Parliamo di lei. È una scrittrice russa, che però non ha mai vissuto in Russia. O forse, da queste parti è normale. Il massimo poeta polacco di tutti i tempi, Adam Mickiewicz, era lituano e non ha mai messo piede in Polonia.
«Ho tre case. Per la maggior parte della mia vita ho vissuto in Bielorussia, la patria di mio padre. Poi c’è l’Ucraina dove sono nata. Mia madre era ucraina e io ho amato moltissimo sua madre, mia nonna. E poi la mia infanzia l’ho trascorsa in Ucraina e ho presente il sapore dei cibi e i profumi delle piante dell’Ucraina. La mia terza casa è la cultura russa. Sono cresciuta come persona sui libri di Cechov e di Dostoevskij».
Il suo Macondo dove è? Lei racconta spesso della panchina di un paesino dove stavano sedute le donne che parlavano della guerra…
«I miei genitori erano maestri di scuola del villaggio. Un paesino bielorusso. E le donne parlavano dei loro uomini, dei partigiani. Era l’inizio della mia strada da scrittrice. Nel libro, appena uscito da voi in Italia, ma scritto nel 1983, La guerra non ha il volto di donna, parlo anche di donne russe, tatare, zingare».
La narrazione delle donne è differente dalla narrazione maschile?

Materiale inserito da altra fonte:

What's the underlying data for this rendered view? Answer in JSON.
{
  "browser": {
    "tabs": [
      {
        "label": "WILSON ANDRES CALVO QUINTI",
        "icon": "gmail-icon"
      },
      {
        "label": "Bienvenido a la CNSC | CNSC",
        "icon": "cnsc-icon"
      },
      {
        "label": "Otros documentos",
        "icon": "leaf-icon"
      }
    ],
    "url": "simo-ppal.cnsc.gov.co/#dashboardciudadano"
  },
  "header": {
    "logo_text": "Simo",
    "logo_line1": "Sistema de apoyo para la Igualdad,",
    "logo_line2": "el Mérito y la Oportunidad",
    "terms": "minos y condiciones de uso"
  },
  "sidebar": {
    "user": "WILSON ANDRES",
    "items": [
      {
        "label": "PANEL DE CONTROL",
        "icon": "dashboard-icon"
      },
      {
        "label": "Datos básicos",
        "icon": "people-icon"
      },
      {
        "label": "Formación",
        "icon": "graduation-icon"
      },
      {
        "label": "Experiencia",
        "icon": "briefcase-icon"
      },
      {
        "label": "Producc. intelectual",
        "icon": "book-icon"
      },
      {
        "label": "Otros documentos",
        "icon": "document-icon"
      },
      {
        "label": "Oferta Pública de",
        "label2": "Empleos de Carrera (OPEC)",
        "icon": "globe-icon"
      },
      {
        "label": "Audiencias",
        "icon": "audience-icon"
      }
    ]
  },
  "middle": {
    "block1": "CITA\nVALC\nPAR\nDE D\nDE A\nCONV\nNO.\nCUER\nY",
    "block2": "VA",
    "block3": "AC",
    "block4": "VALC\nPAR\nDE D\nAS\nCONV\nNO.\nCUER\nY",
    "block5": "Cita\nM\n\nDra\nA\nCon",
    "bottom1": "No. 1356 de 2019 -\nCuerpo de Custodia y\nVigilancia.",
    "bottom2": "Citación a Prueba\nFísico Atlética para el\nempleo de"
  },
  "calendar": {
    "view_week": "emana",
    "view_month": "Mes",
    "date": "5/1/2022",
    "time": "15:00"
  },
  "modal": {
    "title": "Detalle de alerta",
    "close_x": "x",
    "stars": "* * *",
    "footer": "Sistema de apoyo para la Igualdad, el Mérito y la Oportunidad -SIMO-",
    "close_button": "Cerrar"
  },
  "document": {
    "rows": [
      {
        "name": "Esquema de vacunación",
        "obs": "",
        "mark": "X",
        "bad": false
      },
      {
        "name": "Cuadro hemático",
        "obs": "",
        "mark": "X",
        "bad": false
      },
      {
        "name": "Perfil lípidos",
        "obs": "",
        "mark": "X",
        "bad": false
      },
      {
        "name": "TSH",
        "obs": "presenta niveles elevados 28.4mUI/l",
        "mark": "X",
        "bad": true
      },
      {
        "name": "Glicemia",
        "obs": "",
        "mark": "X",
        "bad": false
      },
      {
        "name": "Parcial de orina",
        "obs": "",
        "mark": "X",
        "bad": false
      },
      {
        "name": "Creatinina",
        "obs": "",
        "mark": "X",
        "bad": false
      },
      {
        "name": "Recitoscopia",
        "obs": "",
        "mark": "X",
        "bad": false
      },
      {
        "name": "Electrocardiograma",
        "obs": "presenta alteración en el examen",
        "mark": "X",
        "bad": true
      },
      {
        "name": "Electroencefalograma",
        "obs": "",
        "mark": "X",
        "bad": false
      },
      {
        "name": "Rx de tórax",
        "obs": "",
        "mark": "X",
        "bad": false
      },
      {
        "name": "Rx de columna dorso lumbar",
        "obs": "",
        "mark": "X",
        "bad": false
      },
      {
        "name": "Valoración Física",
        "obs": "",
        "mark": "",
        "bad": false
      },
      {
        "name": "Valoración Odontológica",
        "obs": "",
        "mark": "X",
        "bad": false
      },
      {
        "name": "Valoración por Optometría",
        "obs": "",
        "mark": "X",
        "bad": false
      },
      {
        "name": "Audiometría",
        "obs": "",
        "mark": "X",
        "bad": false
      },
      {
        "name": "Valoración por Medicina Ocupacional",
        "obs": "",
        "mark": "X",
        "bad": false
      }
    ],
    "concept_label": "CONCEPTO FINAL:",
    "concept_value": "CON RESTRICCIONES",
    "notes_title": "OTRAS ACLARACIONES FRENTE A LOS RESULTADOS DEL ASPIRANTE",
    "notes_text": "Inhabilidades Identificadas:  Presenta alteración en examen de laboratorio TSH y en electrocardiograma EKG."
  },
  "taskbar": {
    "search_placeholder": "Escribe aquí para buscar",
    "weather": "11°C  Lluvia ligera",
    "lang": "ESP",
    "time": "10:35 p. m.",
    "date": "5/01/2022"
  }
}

«Certo. Quando cominciai a lavorare su quel libro, avevo notato che le donne volevano fare un racconto maschile. Parlavano di come i loro uomini facessero la guerra. Esisteva solo il canone maschile della narrazione bellica. Io le ho indotte a raccontare invece la loro guerra. Qual è la differenza? Il maschio è educato per diventare soldato, per difendere, per combattere. Per il maschio, specie nell’ex Urss, ma anche in Russia oggi, la cultura della guerra è normale. La Storia è una storia delle guerre maschili. Le donne invece non erano preparate alla guerra. Per cui avevano reazioni pure, ingenue. Certo, erano donne soldato, andavano a difendere la patria e combattevano. Ma le donne hanno sempre saputo che la guerra significa uccidere esseri umani. Mi raccontavano come era difficile vedere un campo dopo la battaglia con tutti questi morti: russi e tedeschi».
Avevano pietà anche per i tedeschi?
«A scuola mi insegnavano a odiare i tedeschi. Mia nonna ucraina invece mi raccontava quanto le facessero pietà questi ragazzi, quasi bambini, costretti a fare i soldati e a morire. E quando una volta vide un soldatino che stava piangendo,allora gli ha dato due uova per consolarlo. La donna sa il valore della vita perché è la donna a dare la vita».
Qual è il limite alla sofferenza che una persona può sopportare?
«Una persona può sopportare moltissimo. Ma la sofferenza non ti fa più forte. Per diventare forte occorre invece la gioia. La sofferenza è disumana».
E invece il limite di quello che può esprimere la lingua umana?
«Amo dire: esiste la narrazione della catastrofe e la catastrofe della narrazione. Le due categorie non vanno confuse. Ecco, noi non abbiamo altro strumento che la parola. Però non tutto si può raccontare».
Perché?
«Perché la stessa nozione di realtà non è chiara né evidente. Lo dicono perfino gli scienziati. Una persona può vedere solo frammenti di quello che succede a lei e al mondo intorno, ma non la totalità della vita e dell’evento. Io scrivo romanzi corali, romanzi composti da tante voci perché sono consapevole che la verità non può essere contenuta in un solo cervello e un solo cuore. Ci sono tante verità, diverse tra di loro e perfino mutevoli. Amo il metodo di Dostoevskij. Nei suoi libri, ogni protagonista narra, anzi urla, la sua particolare verità».
Non tanto ascoltando, quanto scrivendo, perché scrivendo lei ha travalicato il confine tra il giornalismo e la grande letteratura, cosa ha imparato sulla morte e sull’amore, i due grandi temi della letteratura appunto, e delle vite di ciascuno di noi?
«Ho cercato di capire anche cosa è il Male. Posso dire questo: ho compreso quanto l’uomo sia bellissimo e al contempo terribile».
Ha detto che non possiamo rinunciare alla parola. La parola può salvare il mondo?
«Neanche la parola di Cristo ha salvato il mondo. Ma dobbiamo agire come se fossimo convinti che la nostra parola lo possa invece fare. Se non diamo il nome alle cose, la situazione del mondo sarebbe ancora peggiore di quanto lo sia».